Türkiye’de 1974’ten sonra ortak paydalara sistematik bir saldırı başlatıldı. Buna karşılık toplumu ayrıştıran ne varsa önce siyasiler, sonra medya tarafından teşvik edildi veya kışkırtıldı. Bu operasyon matematik kurallarına göre yapıldı! …Son 16 yıl içinde siyasi iktidarın beslediği odaklar, Atatürk, cumhuriyet, laiklik, Türk kimliği, üzerinde sürekli olarak yıpratma faaliyetinde bulundu. Sonuçta ‘ülkem için savaşırım’ diyenlerin oranı düşmeye başladı.
Türkiye, Türk tarihinin hakkından gelmek isteyenlerle birlikte aynı zihniyete sahip bir kadro tarafından yönetiliyor. …Aslında toplumun en küçük ortak katlarını bulup yine kendi toplumuna hitap etmek, en büyük ortak bölenleri bulup Türk Milleti'nin bağışıklık sistemini çökertmeye çalışmaktan daha kolaydır. Çünkü millet, ayrıştıranı değil, birleştireni takdir eder. Fakat milleti ayrıştıranlar, bu işi din kisvesi altında yaptığı için bugüne kadar mesafe aldı.
Türkiye’de temel sorun, aslen Türk olmadığı halde Müslümanlık ortak paydasına sığınarak ve İslam’ı etnik ırkçılığa dayalı hedeflerinin maskesi olarak kullanıp her türlü ideolojik kalıba giren, böylece, bütün fikirleri içinden çıkılmaz bir karmaşaya sürükleyen nesillerden kaynaklanmaktadır. Bunların sayısı bellidir ama etkinlikleri, örgütsüz Türk Milleti'nden daha fazladır! (26/11/2018, Yeniçağ)
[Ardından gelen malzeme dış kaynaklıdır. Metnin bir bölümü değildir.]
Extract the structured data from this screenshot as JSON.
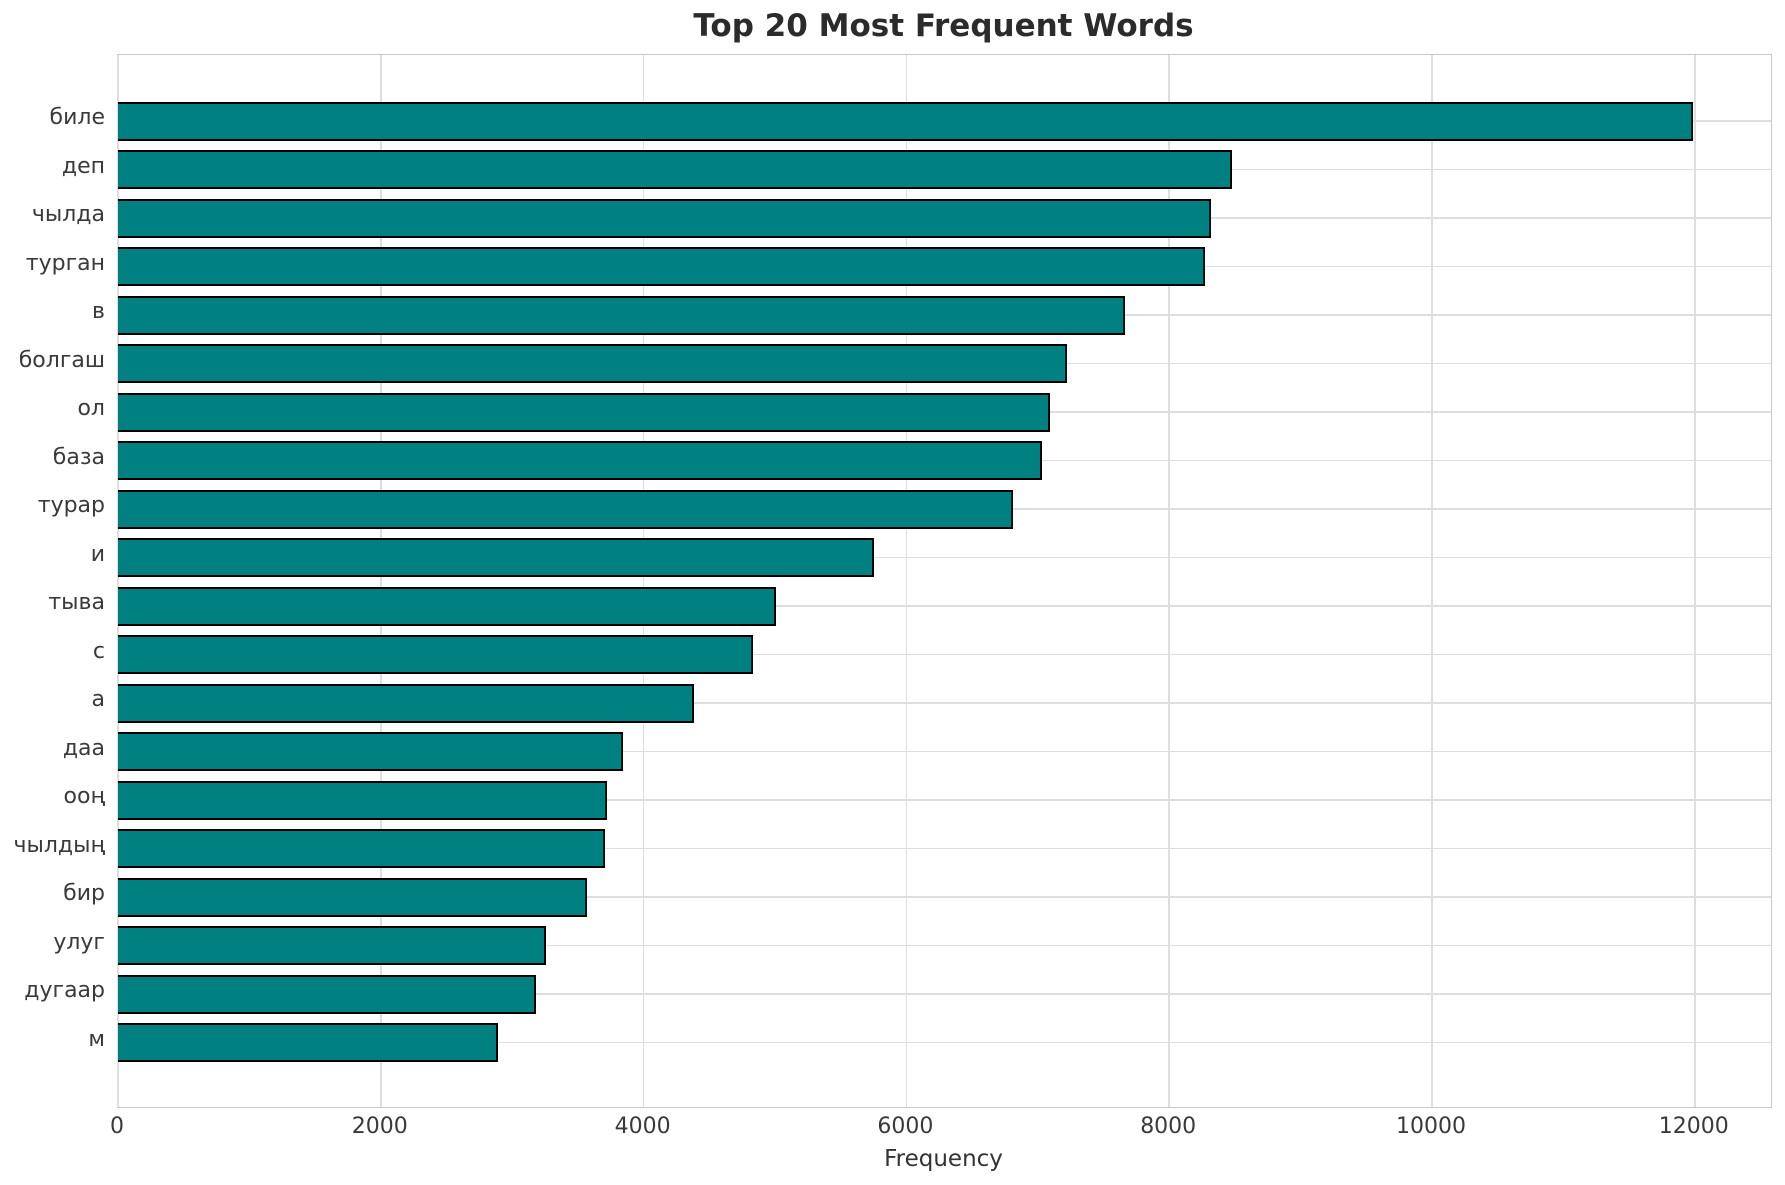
{
  "chart_data": {
    "type": "bar",
    "orientation": "horizontal",
    "title": "Top 20 Most Frequent Words",
    "xlabel": "Frequency",
    "ylabel": "",
    "categories": [
      "биле",
      "деп",
      "чылда",
      "турган",
      "в",
      "болгаш",
      "ол",
      "база",
      "турар",
      "и",
      "тыва",
      "с",
      "а",
      "даа",
      "ооң",
      "чылдың",
      "бир",
      "улуг",
      "дугаар",
      "м"
    ],
    "values": [
      11990,
      8480,
      8320,
      8270,
      7660,
      7220,
      7090,
      7030,
      6810,
      5750,
      5010,
      4830,
      4380,
      3840,
      3720,
      3710,
      3570,
      3260,
      3180,
      2890
    ],
    "x_ticks": [
      0,
      2000,
      4000,
      6000,
      8000,
      10000,
      12000
    ],
    "x_tick_labels": [
      "0",
      "2000",
      "4000",
      "6000",
      "8000",
      "10000",
      "12000"
    ],
    "xlim": [
      0,
      12580
    ],
    "grid": true,
    "legend": null,
    "bar_color": "#008080",
    "bar_edge_color": "#000000",
    "grid_color": "#dedede",
    "spine_color": "#c8c8c8",
    "title_color": "#2b2b2b",
    "tick_label_color": "#3a3a3a",
    "background": "#ffffff"
  }
}
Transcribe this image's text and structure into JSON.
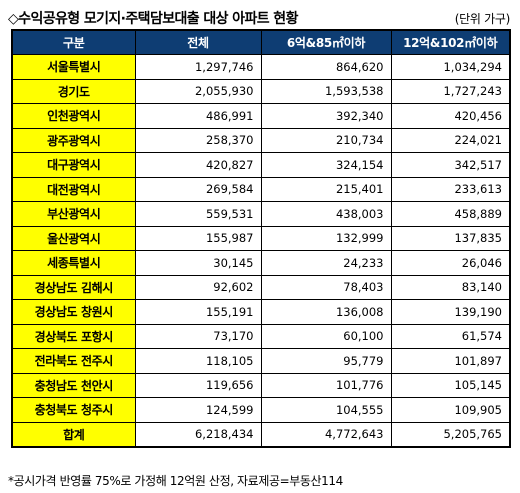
{
  "header": {
    "title": "◇수익공유형 모기지·주택담보대출 대상 아파트 현황",
    "unit": "(단위 가구)"
  },
  "table": {
    "columns": [
      "구분",
      "전체",
      "6억&85㎡이하",
      "12억&102㎡이하"
    ],
    "rows": [
      {
        "region": "서울특별시",
        "total": "1,297,746",
        "under6": "864,620",
        "under12": "1,034,294"
      },
      {
        "region": "경기도",
        "total": "2,055,930",
        "under6": "1,593,538",
        "under12": "1,727,243"
      },
      {
        "region": "인천광역시",
        "total": "486,991",
        "under6": "392,340",
        "under12": "420,456"
      },
      {
        "region": "광주광역시",
        "total": "258,370",
        "under6": "210,734",
        "under12": "224,021"
      },
      {
        "region": "대구광역시",
        "total": "420,827",
        "under6": "324,154",
        "under12": "342,517"
      },
      {
        "region": "대전광역시",
        "total": "269,584",
        "under6": "215,401",
        "under12": "233,613"
      },
      {
        "region": "부산광역시",
        "total": "559,531",
        "under6": "438,003",
        "under12": "458,889"
      },
      {
        "region": "울산광역시",
        "total": "155,987",
        "under6": "132,999",
        "under12": "137,835"
      },
      {
        "region": "세종특별시",
        "total": "30,145",
        "under6": "24,233",
        "under12": "26,046"
      },
      {
        "region": "경상남도 김해시",
        "total": "92,602",
        "under6": "78,403",
        "under12": "83,140"
      },
      {
        "region": "경상남도 창원시",
        "total": "155,191",
        "under6": "136,008",
        "under12": "139,190"
      },
      {
        "region": "경상북도 포항시",
        "total": "73,170",
        "under6": "60,100",
        "under12": "61,574"
      },
      {
        "region": "전라북도 전주시",
        "total": "118,105",
        "under6": "95,779",
        "under12": "101,897"
      },
      {
        "region": "충청남도 천안시",
        "total": "119,656",
        "under6": "101,776",
        "under12": "105,145"
      },
      {
        "region": "충청북도 청주시",
        "total": "124,599",
        "under6": "104,555",
        "under12": "109,905"
      },
      {
        "region": "합계",
        "total": "6,218,434",
        "under6": "4,772,643",
        "under12": "5,205,765"
      }
    ]
  },
  "footnote": "*공시가격 반영률 75%로 가정해 12억원 산정, 자료제공=부동산114",
  "colors": {
    "header_bg": "#0e3d73",
    "region_bg": "#ffff00"
  }
}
Kısacası; dinimizi özümüzde yaşarken, esas olan “Türk” kimliğimizi öne çıkarmaktır. Bir hatıramla yazımı bağlamak istiyorum: 2006 yılı Aralık ayında Kosova’ya ilk gittiğimizde temaslarımız dışında, Kosova Türk Öğretmenler Derneği’nde yetkililerle fikir alış-verişinde bulunuyor, değerlendirmeler yapıyorduk. Orada bulunan Türklerin sayısı gündeme geldiğinde: “Burada nüfusumuz git gide azalıyor. Birincisi Türkiye’ye okumak için veya başka amaçla gidenlerin çoğu, geri dönmüyorlar. İkincisi ise Kosova nüfusunun % 91’i Müslüman Arnavutlardan oluşuyor. Aynı dine mensup olduğumuz için herhangi bir Türk kızına, bir Arnavut delikanlı talip olduğunda, büyüklerimiz ‘o da Müslüman’ diye verilmesini uygun görüyorlar. Kızımız, Arnavut aileye gelin gidince hem kendisi asimile oluyor hem de doğan çocuklar… Makedonya’daki Türklerin durumu bizim gibi değil, onlar daha şanslılar: Çünkü oranın nüfusunun % 65’i Makedon ve Hıristiyan (Ortodoks)’dır. Hem dinlerimiz hem de soylarımız farklıdır. Makedonya’da “Müslüman Türk”lerle Makedonlar arasında pek evlilik olmamaktadır. Bu sebeple Makedonya’daki Türkler kendilerini daha iyi koruyabiliyorlar.” demişti.